Выбрать главу

Цепь, цепь… Погоди, откуда это слово? Почему оно вдруг оцарапало сознание? Цепь, цепь! Ах, да! «Фландрская цепь счастья»… Листовка, которую обнаружили сегодня жильцы моего дома и я сама… Ну что ж, она и вправду существует, только не их, а наша цепь. Она обходит мир, она обойдет его не трижды, а тридцать три раза трижды, не символом рабства, скованности, неволи, но символом нерушимого единства, вечной преемственности, неразрывности наших жизней и деяний, — звено в звено, шаг в шаг, век в век, жизнь в жизнь, поколение в поколение, народ за народом, революция за революцией. Нашу цепь не порвать, потому что это цепь жизни, я — звено ее, и вся она, — с неведомых ее истоков уходящая в бесконечность, — моя!

И как будто бы в ответ на эту думу чистым, высоким голосом сразу в несколько уличных рупоров запели фанфары: то был сигнал отбоя!

И тотчас на Старо-Невский высыпали люди, трамваи звякнули, задребезжали, залились звонками и скрежетом, побежали, громко сигналя, автобусы, все ожило, заговорило, зазвенело, казалось, даже пронзительно золотые лучи осеннего солнца заверещали над Старо Невским, даже стекла в домах, голубевшие небом, даже асфальт под ногами — все было полно исступленно-веселого звона и гудения, а надо всем несся серебряный, чуть грустный голос фанфар: они возвещали конец бомбежки, ужаса, смерти, они возвещали возвращение к обычной суете и жизни, — что может быть лучше?! Это был обыкновеннейший ежедневный городской шум, — какая же это, оказывается, радость, что же мы раньше так злились на немо?
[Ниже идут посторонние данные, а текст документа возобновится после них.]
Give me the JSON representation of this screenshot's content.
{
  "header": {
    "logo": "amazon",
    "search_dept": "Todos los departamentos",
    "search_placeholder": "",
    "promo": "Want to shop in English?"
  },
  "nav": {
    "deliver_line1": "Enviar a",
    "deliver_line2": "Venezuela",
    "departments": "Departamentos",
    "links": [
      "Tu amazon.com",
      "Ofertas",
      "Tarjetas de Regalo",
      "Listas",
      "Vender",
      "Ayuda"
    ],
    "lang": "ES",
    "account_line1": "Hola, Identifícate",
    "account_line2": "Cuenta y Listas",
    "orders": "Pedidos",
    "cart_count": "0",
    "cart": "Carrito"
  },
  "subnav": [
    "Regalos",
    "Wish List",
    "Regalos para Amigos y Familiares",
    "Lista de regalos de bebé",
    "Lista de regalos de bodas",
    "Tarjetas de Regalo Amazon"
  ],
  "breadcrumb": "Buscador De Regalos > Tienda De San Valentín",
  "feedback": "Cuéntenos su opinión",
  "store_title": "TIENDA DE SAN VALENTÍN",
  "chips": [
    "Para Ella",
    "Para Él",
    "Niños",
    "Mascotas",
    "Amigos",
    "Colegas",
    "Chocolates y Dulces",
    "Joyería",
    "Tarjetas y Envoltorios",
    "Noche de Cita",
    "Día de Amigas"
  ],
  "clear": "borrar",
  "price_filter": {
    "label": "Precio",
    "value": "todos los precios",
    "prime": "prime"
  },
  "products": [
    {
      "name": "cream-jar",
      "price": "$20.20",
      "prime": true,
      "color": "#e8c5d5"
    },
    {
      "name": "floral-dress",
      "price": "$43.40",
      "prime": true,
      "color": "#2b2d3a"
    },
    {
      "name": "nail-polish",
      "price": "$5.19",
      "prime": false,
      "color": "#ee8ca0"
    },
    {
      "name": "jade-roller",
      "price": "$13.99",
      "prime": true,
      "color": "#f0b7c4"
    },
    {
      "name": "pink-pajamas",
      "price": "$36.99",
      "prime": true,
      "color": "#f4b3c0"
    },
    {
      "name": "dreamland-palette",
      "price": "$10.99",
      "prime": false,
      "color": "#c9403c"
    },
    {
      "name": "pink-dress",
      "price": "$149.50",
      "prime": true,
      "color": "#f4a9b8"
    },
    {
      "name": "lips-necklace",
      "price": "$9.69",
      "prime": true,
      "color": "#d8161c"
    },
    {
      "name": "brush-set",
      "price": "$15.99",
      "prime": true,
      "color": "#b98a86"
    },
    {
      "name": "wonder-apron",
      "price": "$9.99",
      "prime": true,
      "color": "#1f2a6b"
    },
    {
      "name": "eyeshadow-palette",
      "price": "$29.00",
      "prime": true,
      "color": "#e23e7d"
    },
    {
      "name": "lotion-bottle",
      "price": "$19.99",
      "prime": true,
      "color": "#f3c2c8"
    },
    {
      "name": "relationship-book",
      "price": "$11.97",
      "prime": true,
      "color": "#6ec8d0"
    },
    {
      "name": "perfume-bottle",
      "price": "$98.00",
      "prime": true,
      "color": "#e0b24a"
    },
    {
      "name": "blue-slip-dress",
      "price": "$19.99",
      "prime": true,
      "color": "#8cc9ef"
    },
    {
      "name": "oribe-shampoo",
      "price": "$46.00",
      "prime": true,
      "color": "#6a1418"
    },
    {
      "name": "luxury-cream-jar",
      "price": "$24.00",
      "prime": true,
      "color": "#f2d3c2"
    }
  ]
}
«Мы потребуем, чтоб сигнал отбоя играли целый час, когда объявят победу», — подумала я, на ходу вскакивая в трамвай, и мне показалось, что победа совсем недалеко. Как я любила скрежещущий, звенящий трамвай, сердитую кондукторшу, граждан, толкавшихся, но счастливо оживленных, — какое это все было милое, дорогое и, главное, мое! Но раз я заканчиваю рассказ о «дне вершин» словом «мое», дне, так похожем на ощущение сопричастности с миром в Угличе, я должна выполнить обещание, данное еще в первом отрывке, в главке «Это мое!», — рассказать о валдайской дуге.

Валдайская дуга

Я услыхала ее в Угличе, где жили мы с мамон, пока отец воевал с беляками на юге. Она хранилась в музее, в бывшем тереме Димитрия-царевича, а темно-красный кирпичный терем стоял на крутом, отвесном берегу Волги и был окружен небольшим, но очень густым садиком с древними задумчивыми деревьями, с огромными темными кустами сирени, такими огромными, что внутри них были настоящие небольшие пещерки. И под плакучими ветвями древних берез, между клубящимися кустами сирени вились ярко-желтые песчаные дорожки, а за теремом стояли Настоящие солнечные часы столбиком, которые были еще при царевиче Димитрии. Он глядел на них и, наверное, уже понимал, сколько времени они показывают, — ведь ему было уже тогда целых семь лет. Он еще глядел из этого садика, с обрыва, на тот берег Волги, а там стоял удивительный сосновый бор: очень прямой и густой, ствол к стволу навытяжку, темно-синий, неподвижный, он стоял вдоль берега тремя ровными, большими нисходящими ступенями, вернее уступами, — казалось, что это три полка огромных красноармейцев в своих острых буденовках-шлемах плечом к плечу стоят напротив нашего Углича и охраняют его. Особенно были похожи на красноармейцев уступы бора ранними зимними вечерами, когда как раз за бором в сиреневой морозной дымке садилось очень красное солнце и верхушки-буденовки сосен просвечивали и сочились красным.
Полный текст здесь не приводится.